Increasing Campylobacter Infections, Outbreaks, and Antimicrobial Resistance in the United States, 2004–2012

Tuesday, June 21, 2016: 2:42 PM
Tikahtnu A, Dena'ina Convention Center
Aimee Geissler , Centers for Disease Control and Prevention, Atlanta, GA
Fausto Bustos , Centers for Disease Control and Prevention, Atlanta, GA
Mary Patrick , Centers for Disease Control and Prevention, Atlanta, GA
Krista Swanson , Centers for Disease Control and Prevention, Atlanta, GA
Kathleen E Fullerton , Centers for Disease Control and Prevention, Atlanta, GA
Christy Bennett , Centers for Disease Control and Prevention, Atlanta, GA
Kelly Barrett , Centers for Disease Control and Prevention, Atlanta, GA
Barbara E. Mahon , Centers for Disease Control and Prevention, Atlanta, GA
BACKGROUND: Campylobacteriosis is a leading cause of foodborne illness in the United States. Campylobacteriosis was not nationally notifiable until 2015, so data describing patterns and trends are limited. We describe the epidemiology of Campylobacter infections, outbreaks, and antimicrobial resistance in the United States during 2004–2012.

METHODS: Data on laboratory-confirmed Campylobacter infections were summarized from the Nationally Notifiable Disease Surveillance System, Foodborne Diseases Active Surveillance Network, National Outbreak Reporting System, and National Antimicrobial Resistance Monitoring System. Antimicrobial resistance for ciprofloxacin is defined as a minimum inhibitory concentration (MIC) ≥1μg/mL and erythromycin resistance as MIC ≥8 μg/mL for C. jejuni and ≥16 μg/mL for C. coli.
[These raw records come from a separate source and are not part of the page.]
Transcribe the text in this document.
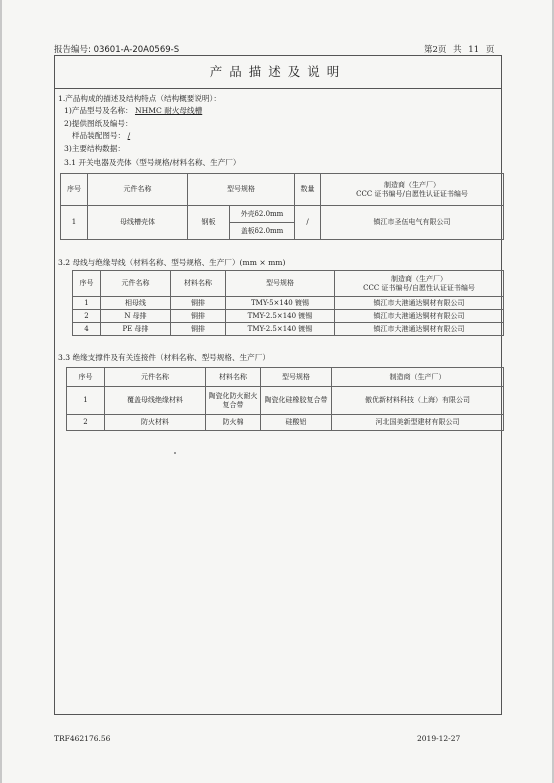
报告编号: 03601-A-20A0569-S	第2页 共 11 页
产品描述及说明
1.产品构成的描述及结构特点（结构概要说明）：
1)产品型号及名称： NHMC 耐火母线槽
2)提供图纸及编号：
样品装配图号： /
3)主要结构数据：
3.1 开关电器及壳体（型号规格/材料名称、生产厂）
序号	元件名称	型号规格		数量	制造商（生产厂）
CCC 证书编号/自愿性认证证书编号
1	母线槽壳体	钢板	外壳δ2.0mm	/	镇江市圣伍电气有限公司
			盖板δ2.0mm		
3.2 母线与绝缘导线（材料名称、型号规格、生产厂）(mm × mm)
序号	元件名称	材料名称	型号规格	制造商（生产厂）
CCC 证书编号/自愿性认证证书编号
1	相母线	铜排	TMY-5×140 镀锡	镇江市大港通达铜材有限公司
2	N 母排	铜排	TMY-2.5×140 镀锡	镇江市大港通达铜材有限公司
4	PE 母排	铜排	TMY-2.5×140 镀锡	镇江市大港通达铜材有限公司
3.3 绝缘支撑件及有关连接件（材料名称、型号规格、生产厂）
序号	元件名称	材料名称	型号规格	制造商（生产厂）
1	覆盖母线绝缘材料	陶瓷化防火耐火复合带	陶瓷化硅橡胶复合带	傲优新材料科技（上海）有限公司
2	防火材料	防火棉	硅酸铝	河北国美新型建材有限公司
TRF462176.56	2019-12-27
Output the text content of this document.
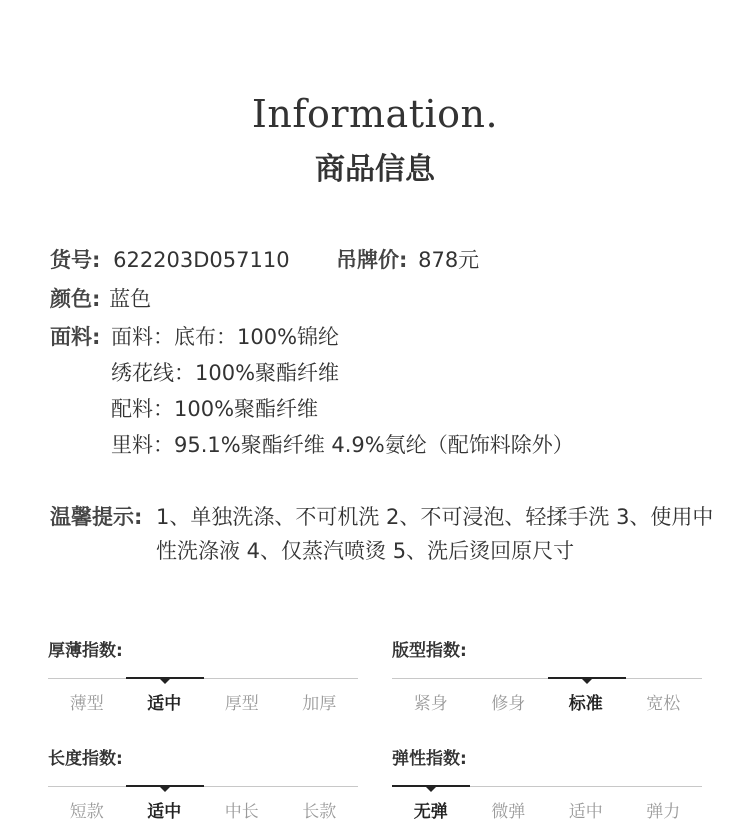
Information.
商品信息
货号: 622203D057110 吊牌价: 878元
颜色: 蓝色
面料: 面料：底布：100%锦纶
绣花线：100%聚酯纤维
配料：100%聚酯纤维
里料：95.1%聚酯纤维 4.9%氨纶（配饰料除外）
温馨提示: 1、单独洗涤、不可机洗 2、不可浸泡、轻揉手洗 3、使用中性洗涤液 4、仅蒸汽喷烫 5、洗后烫回原尺寸
厚薄指数:
薄型	适中	厚型	加厚
版型指数:
紧身	修身	标准	宽松
长度指数:
短款	适中	中长	长款
弹性指数:
无弹	微弹	适中	弹力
RESULTS:  During 2004–2012, 303,518 culture-confirmed Campylobacter infections were reported. The average annual incidence was 11.4 cases/100,000 population, with substantial variation by state (range: 3.2–48.0/100,000). Incidence was over 2-fold greater among patients aged <5 years than in older age groups. Incidence rates (IR) among males were highest in all age groups. Data on race/ethnicity were included in 52–58% of reports; assuming reported data was representative of the population as a whole, American Indians had the highest IRs (14.2/100,000), followed by Whites (12.3/100,000), and Asians (8.5/100,000). Blacks had the lowest IRs in all age groups (4.0/100,000). IRs among Hispanics (12.2/100,000) were higher than non-Hispanics (9.3/100,000). IRs in the western states and rural counties were higher (16.2/100,000 and 14.2/100,000) than in southern states and metropolitan counties (6.7/100,000 and 11.0/100,000). Comparing 2004–2006 with 2010–2012 data, annual incidence increased by 21% from 10.5/100,000 to 12.7/100,000, with the greatest IR increases found in non-Hispanics (44%), persons >60 years of age (40%), Blacks (35%), and southern states (32%). A total of 353 Campylobacter outbreaks were reported; comparing 2004–2009 with 2010–2012, the annual mean increased from 29 to 51, and the number of illnesses per outbreak decreased from 40 to 14. Among 5,863 isolates tested for antibiotic susceptibility, 4,793 (82%) were from domestically acquired infections. Comparing 2004–2010 with 2011–2012, we found that antimicrobial resistance increased—both for ciprofloxacin (domestic: 13.0% versus 17.0%; travel-associated: 60.2% versus 67.5%) and for erythromycin (travel-associated: 3.6% versus 6.8%).

CONCLUSIONS:  During 2004–2012, incidence of Campylobacter infection, outbreaks, and antimicrobial resistance patterns increased and showed marked demographic and geographic differences. These findings underscore the importance of national surveillance that includes standardized data collection and the need to clarify risk factors to guide and target control measures.